Минут с пять был я рабом этого чувства; наконец рассудок взял верх, я погрозил Мограби и пошел вперед, но собака все держала меня за платье и тащилась за мною; это наконец рассердило меня, я грозно крикнул: «Пусти, Мограби! Сию минуту пусти!» Он выпустил из зубов мое платье и шел по следам, опустя голову; по временам слышалось, что он воет потихоньку; оглянувшись раза два, я видел, что шерсть его все еще стоит щетиною и что он дрожит всем телом.
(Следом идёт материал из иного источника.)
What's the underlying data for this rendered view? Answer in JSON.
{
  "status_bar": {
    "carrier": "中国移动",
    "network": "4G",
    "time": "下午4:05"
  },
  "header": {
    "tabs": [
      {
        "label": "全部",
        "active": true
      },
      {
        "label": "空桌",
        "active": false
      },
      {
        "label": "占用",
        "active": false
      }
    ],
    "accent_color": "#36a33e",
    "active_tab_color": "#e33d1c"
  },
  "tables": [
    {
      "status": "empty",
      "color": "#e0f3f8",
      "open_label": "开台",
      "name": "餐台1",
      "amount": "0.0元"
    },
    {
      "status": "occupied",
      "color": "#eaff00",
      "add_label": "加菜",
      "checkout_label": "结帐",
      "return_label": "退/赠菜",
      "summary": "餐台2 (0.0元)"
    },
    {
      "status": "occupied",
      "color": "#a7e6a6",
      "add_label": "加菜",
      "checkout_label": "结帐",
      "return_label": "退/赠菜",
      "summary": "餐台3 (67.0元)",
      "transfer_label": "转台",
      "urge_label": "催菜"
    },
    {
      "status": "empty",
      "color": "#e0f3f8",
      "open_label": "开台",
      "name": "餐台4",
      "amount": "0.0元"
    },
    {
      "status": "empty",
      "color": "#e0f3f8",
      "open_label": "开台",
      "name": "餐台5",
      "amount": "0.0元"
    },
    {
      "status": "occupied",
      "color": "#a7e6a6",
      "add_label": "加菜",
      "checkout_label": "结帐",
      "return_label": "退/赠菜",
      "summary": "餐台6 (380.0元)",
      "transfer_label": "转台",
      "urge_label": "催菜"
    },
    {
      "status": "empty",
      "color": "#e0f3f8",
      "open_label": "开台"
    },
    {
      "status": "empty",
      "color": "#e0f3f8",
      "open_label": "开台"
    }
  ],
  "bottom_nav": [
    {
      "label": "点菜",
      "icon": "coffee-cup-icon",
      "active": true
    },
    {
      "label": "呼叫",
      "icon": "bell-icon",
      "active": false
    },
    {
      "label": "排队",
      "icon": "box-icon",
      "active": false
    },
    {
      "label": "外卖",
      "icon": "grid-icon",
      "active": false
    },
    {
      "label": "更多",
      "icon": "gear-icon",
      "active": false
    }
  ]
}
По мере того, как я подвигался к средине долины, трава становилась ниже, и я наконец увидел то, что с высоты дерева почел хижинами или стогами сена: это были широкие, низкие кусты, посаженные или сами по себе выросшие так, что между ними образовался саженей на полтораста во все стороны совершенно круглый луг. Желая войти в эту природную ограду, я направил туда шаги мои. Мограби начал стонать, однако ж следовал за мною; но когда я дошел до кустов, служивших каймою круглому лугу, Мограби завыл во весь голос, ухватил платье зубами, уперся ногами в землю и так сильно держал меня, что я не мог сделать шагу вперед. В эту самую минуту вышел из-за кустов человек, в котором я, несмотря на темноту, тотчас узнал барона Рейнгофа. Пять или шесть лет нисколько его не переменили: та же бледность, та же пасмурность, суровость, грусть; он не постарел, не потолстел, не подурнел, — одним словом, Рейнгоф, которого я видел шесть лет тому назад, был опять передо мною.